Tierexperimentelle Methoden

Alle Mäuse wurden im Zentralen Tierlaboratorium des Universitätsklinikums Essen unter speziell pathogenfreien (SPF) Bedingungen gehalten. Bis zu fünf Tiere lebten zusammen in Makrolon©-Filterkäfigen Typ III bei einer Umgebungstemperatur von 20 °C und einem konstanten 12 h-Tag-Nacht-Rhythmus. Die Tiere erhielten pelletiertes Alleinfuttermittel und Trinkwasser ad libitum.

Die Genehmigung des Tierversuchs wurde vom Landesamt für Natur, Umwelt und Verbraucherschutz Nordrhein-Westfalen unter dem Aktenzeichen 84-02.04.2011.A098 erteilt.

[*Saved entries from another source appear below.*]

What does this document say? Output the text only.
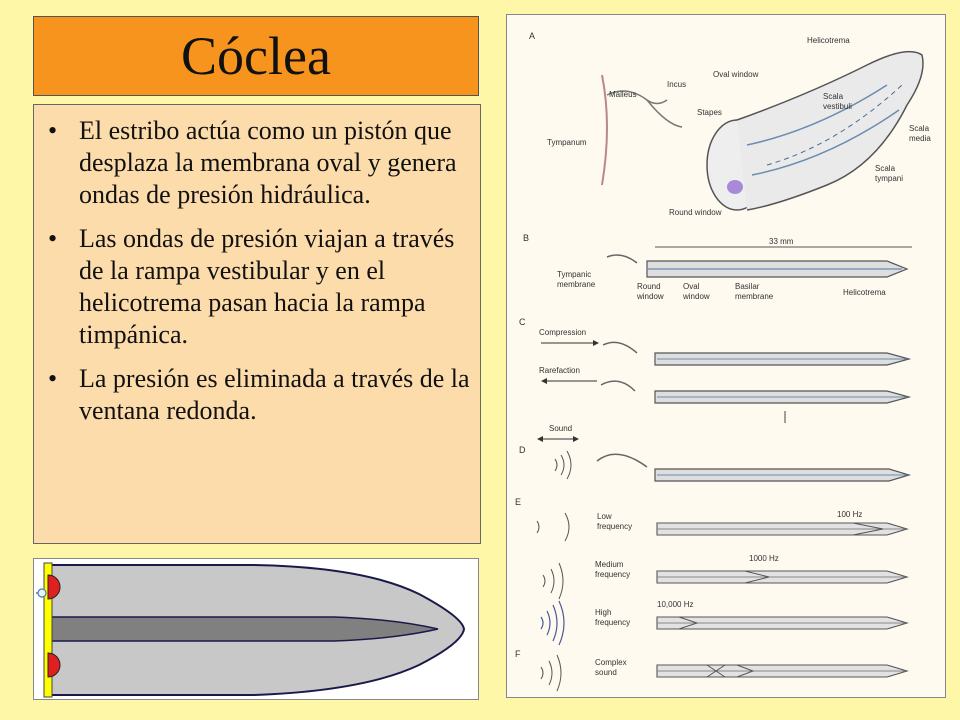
Cóclea
• El estribo actúa como un pistón que desplaza la membrana oval y genera ondas de presión hidráulica.
• Las ondas de presión viajan a través de la rampa vestibular y en el helicotrema pasan hacia la rampa timpánica.
• La presión es eliminada a través de la ventana redonda.
A	Helicotrema
Malleus
Incus
Oval window
Stapes
Scala
vestibuli
Scala
media
Scala
tympani
Tympanum
Round window
B	33 mm
Tympanic
membrane	Round
window
Oval
window
Basilar
membrane	Helicotrema
C
Compression
Rarefaction
D
Sound
E
Low
frequency
100 Hz
Medium
frequency
1000 Hz
High
frequency
10,000 Hz
F
Complex
sound
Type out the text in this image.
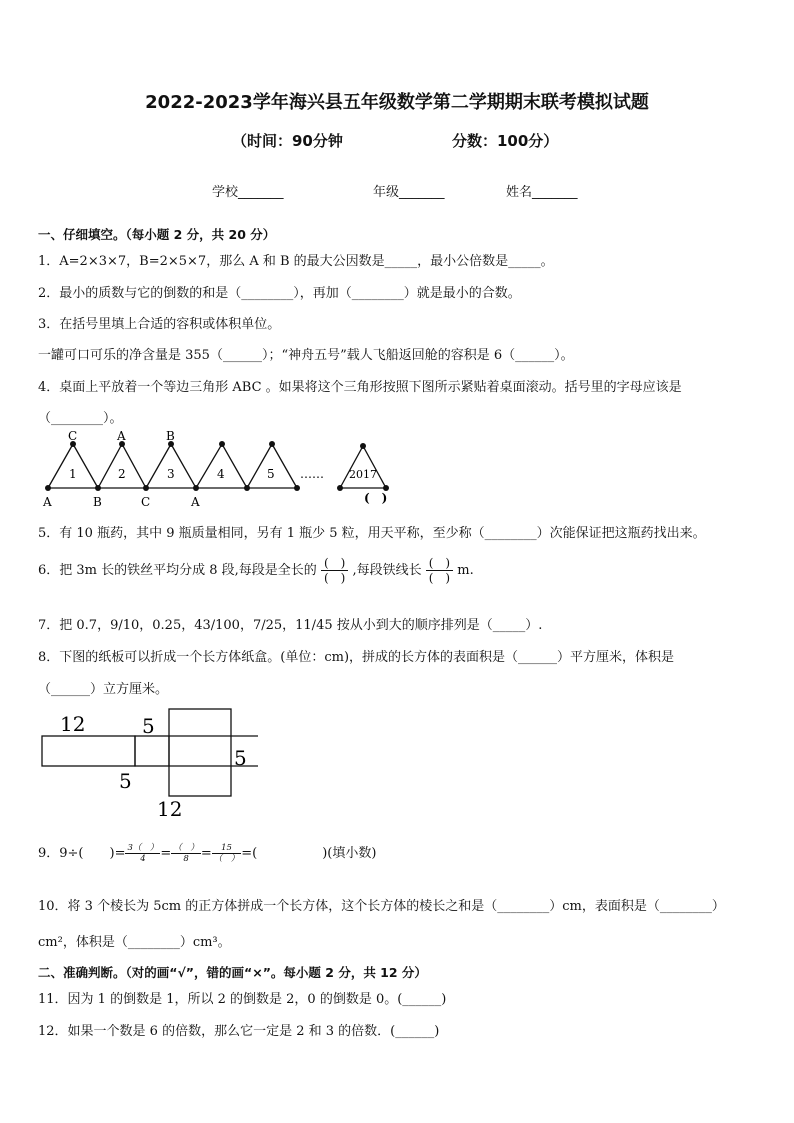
2022-2023学年海兴县五年级数学第二学期期末联考模拟试题
（时间：90分钟	分数：100分）
学校_______	年级_______	姓名_______
一、仔细填空。（每小题 2 分，共 20 分）
1．A=2×3×7，B=2×5×7，那么 A 和 B 的最大公因数是_____，最小公倍数是_____。
2．最小的质数与它的倒数的和是（________），再加（________）就是最小的合数。
3．在括号里填上合适的容积或体积单位。
一罐可口可乐的净含量是 355（______）；“神舟五号”载人飞船返回舱的容积是 6（______）。
4．桌面上平放着一个等边三角形 ABC 。如果将这个三角形按照下图所示紧贴着桌面滚动。括号里的字母应该是
（________）。
C	A	B
1	2	3	4	5
A	B	C	A
…… 2017
(　)
5．有 10 瓶药，其中 9 瓶质量相同，另有 1 瓶少 5 粒，用天平称，至少称（________）次能保证把这瓶药找出来。
6．把 3m 长的铁丝平均分成 8 段,每段是全长的 $\frac{( )}{( )}$ ,每段铁线长 $\frac{( )}{( )} m$.
7．把 0.7，9/10，0.25，43/100，7/25，11/45 按从小到大的顺序排列是（_____）.
8．下图的纸板可以折成一个长方体纸盒。(单位：cm)，拼成的长方体的表面积是（______）平方厘米，体积是
（______）立方厘米。
12	5
5
5
12
9．9÷(　　)= $\frac{3( )}{4}$ = （　）
8 =	15
（　） =(　　　　　)(填小数)
10．将 3 个棱长为 5cm 的正方体拼成一个长方体，这个长方体的棱长之和是（________）cm，表面积是（________）
cm²，体积是（________）cm³。
二、准确判断。（对的画“√”，错的画“×”。每小题 2 分，共 12 分）
11．因为 1 的倒数是 1，所以 2 的倒数是 2，0 的倒数是 0。(______)
12．如果一个数是 6 的倍数，那么它一定是 2 和 3 的倍数．(______)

2.2.1.2 Transgene Mausstämme

Für die vorliegenden Studien wurden transgene Mausstämme mit einem C57BL/6J Hintergrund verwendet. Es handelte sich bei den verwendeten Tieren um Mäuse mit einem konditionellen Knock-out von HIF-1α in CD11c⁺ dendritischen Zellen. Die genetische Inaktivierung erfolgte mithilfe des Cre/loxP-Systems. In Zielmäusen ist hierbei das Exon 2 des HIF-1α Gens auf beiden Allelen von loxP-sites flankiert (HIF-1α^f+/f+). Um einen konditionellen Knock-out von HIF-1α zu generieren, wurden diese homozygot-gefloxten Mäuse mit Mäusen gepaart, bei denen die Sequenz für die Cre-Rekombinase der Kontrolle des murinen Integrin α X (CD11c) Promoters unterliegt. Die Expression der Cre-Rekombinase führt zu einem Verlust des Exons 2 des HIF-1α Gens. Die daraus resultierende mRNA führt zur Bildung eines verkürzten, nicht funktionellen HIF-1α Proteins. Die so generierten Knock-out Mäuse (CD11cCre/HIF-1α^f+/f+) exprimierten das Cre heterozygot in den CD11c⁺, also vornehmlich dendritischen Zellen. Geschwistertiere ohne Cre-Rekombinase Aktivität (HIF-1α^f+/f+) dienten als sogenannte Wild-typ Kontrollen.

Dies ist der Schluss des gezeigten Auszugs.